When I first found out I was pregnant, I thought our baby would be born into love. I was going to tell Aaron, and he'd be scared, maybe angry. He had a temper back then. But eventually he'd hold me and say we'd figure it out.
I was nineteen and dumb enough to think love counted as a plan.
I was on my way to his study when I heard voices through the door. The pack house was big enough that sounds carried in strange ways, and I almost walked past. But the voice was too clear, too close. His friend — I couldn't remember the name now, only the tone. Casual. Confident.
"You're not seriously going to throw away the Whitmore arrangement for her, are you? Celeste is the Beta's daughter. You marry her, the succession is locked. She's your strongest play."
I stopped walking.
He had a marriage arrangement with Celeste.
The thought barely formed before Aaron's voice cut through it.
"Stella's a human." His voice came through the door with brutal clarity. "I'm not going to sacrifice my future for a human."
I don't remember walking away. I remember the wall against my back. The cold of the plaster through my shirt. My hands going to my stomach before I could stop them.
He'd summed up everything I was in a single sentence, and none of it was enough.
I spent six years trying to forget that sentence. It found me anyway. Every time I walked a corridor like this one, every time my daughter's face sharpened with a temper she'd inherited from a man she'd never met.
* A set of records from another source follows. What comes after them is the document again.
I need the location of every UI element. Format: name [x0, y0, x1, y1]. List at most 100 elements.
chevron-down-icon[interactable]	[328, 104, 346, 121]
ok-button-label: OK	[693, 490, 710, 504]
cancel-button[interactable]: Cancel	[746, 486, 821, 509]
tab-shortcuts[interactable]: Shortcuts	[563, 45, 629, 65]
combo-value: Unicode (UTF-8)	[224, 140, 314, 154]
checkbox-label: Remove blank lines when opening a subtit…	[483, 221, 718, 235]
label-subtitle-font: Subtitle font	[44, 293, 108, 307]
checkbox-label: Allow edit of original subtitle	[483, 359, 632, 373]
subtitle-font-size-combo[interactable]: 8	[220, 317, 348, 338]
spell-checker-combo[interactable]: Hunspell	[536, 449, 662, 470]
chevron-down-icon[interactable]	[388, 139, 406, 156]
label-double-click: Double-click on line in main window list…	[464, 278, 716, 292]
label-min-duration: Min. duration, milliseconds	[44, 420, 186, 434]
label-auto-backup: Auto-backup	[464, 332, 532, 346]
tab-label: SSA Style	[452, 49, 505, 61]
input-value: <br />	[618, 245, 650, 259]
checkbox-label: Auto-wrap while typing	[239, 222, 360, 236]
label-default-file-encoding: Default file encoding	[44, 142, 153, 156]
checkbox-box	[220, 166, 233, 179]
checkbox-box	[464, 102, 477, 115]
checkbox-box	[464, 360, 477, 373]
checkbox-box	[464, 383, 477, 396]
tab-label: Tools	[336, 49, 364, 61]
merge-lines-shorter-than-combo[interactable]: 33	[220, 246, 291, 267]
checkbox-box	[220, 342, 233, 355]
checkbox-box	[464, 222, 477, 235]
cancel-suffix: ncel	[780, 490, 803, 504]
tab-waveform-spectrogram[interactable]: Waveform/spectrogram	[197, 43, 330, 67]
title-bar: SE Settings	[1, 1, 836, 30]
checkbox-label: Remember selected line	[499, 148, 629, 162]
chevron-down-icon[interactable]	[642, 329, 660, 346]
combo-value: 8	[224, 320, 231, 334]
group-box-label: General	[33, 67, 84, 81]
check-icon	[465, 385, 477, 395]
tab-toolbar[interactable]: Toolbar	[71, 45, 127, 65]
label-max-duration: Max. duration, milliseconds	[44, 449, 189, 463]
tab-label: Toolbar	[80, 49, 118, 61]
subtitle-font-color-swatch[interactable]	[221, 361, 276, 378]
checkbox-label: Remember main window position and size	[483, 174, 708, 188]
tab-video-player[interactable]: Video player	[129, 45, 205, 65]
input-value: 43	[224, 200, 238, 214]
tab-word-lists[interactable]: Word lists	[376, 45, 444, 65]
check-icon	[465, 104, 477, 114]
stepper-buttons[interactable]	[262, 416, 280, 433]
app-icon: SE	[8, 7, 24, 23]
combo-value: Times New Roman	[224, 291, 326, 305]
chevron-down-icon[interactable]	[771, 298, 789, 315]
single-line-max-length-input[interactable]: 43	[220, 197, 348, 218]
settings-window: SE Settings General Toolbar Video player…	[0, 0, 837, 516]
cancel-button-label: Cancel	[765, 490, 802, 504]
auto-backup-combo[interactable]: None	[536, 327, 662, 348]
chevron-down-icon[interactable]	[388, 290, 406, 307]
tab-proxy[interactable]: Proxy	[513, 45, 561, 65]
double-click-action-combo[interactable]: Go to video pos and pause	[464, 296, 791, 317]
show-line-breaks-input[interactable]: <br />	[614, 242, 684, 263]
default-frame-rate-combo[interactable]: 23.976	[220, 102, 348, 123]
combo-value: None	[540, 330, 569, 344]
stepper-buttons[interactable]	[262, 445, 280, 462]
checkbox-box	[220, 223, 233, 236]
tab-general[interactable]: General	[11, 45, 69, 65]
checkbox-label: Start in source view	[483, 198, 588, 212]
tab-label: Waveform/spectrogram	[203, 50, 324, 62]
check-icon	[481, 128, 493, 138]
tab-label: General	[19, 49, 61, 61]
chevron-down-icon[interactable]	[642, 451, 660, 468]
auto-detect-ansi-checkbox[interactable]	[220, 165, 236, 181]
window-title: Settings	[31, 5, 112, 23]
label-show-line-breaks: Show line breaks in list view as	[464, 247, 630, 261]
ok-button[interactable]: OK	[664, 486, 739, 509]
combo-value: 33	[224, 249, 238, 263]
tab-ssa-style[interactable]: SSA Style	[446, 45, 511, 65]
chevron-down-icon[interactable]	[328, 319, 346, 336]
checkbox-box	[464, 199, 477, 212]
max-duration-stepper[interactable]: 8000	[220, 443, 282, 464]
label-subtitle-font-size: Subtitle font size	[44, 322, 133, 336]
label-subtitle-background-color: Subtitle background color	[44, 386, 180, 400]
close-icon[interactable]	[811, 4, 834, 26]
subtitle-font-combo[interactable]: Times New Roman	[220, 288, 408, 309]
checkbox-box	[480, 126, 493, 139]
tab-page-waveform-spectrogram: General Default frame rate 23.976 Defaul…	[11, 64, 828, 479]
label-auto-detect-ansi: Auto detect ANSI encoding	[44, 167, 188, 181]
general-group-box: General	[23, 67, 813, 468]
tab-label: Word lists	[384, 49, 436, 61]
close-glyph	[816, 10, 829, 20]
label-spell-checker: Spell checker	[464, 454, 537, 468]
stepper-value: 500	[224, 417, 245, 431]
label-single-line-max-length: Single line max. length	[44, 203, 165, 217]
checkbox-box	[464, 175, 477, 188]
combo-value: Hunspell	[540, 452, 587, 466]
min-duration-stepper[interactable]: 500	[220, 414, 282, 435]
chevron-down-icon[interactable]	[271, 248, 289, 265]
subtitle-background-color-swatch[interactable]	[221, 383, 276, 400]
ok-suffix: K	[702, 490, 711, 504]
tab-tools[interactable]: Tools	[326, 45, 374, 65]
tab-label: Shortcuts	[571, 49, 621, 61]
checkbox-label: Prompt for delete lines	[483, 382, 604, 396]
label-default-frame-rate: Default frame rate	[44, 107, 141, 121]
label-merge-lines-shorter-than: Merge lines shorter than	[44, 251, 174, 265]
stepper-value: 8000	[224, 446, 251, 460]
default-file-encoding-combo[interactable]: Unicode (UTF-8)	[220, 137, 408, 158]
I rounded the corner toward the payment desk, fishing in my bag for my wallet.
And stopped.
A man stood in the clinic lobby. Tall. Charcoal suit. Dark hair pushed back from his forehead. He was talking to the receptionist, and even from the back I could see the way people in the waiting area were staring — because men in charcoal suits didn't walk into Yards clinics.
I blinked. The fluorescent lights played tricks in this place. I'd seen Aaron in strangers before. Every tall man with broad shoulders became him for a split second before reality corrected itself.
This time reality declined to help. Because the man turned, and I was looking at Aaron Blackwood standing in the middle of a Yards clinic he had no reason to be in.
I froze. My heart didn't.
His eyes found mine. He looked surprised, then confused, then something harder settled in.
"Miss Hale." His voice was clipped. "Why aren't you at your post?"
My mouth opened. Closed. Opened again.
"The luna fired me."
Three hours ago I'd been organizing his files. Now I was standing in front of him in a Yards clinic with my children sleeping twenty feet away.
Aaron's brow creased. He looked confused, not angry.
"What are you talking about?" His jaw worked like he was biting back a word. "I don't have a —"
A door opened behind me. Small footsteps on linoleum.
"Mama?"
My daughter stood in the hallway in her hospital gown, rubbing her eyes with one fist. The suppressant tape was still stuck to the inside of her elbow.
She looked past me at Aaron. At his height, his dark hair, his eyes — the same gray-green as hers.
She tugged my sleeve.
"Mama," she said. "Is that man our new daddy?"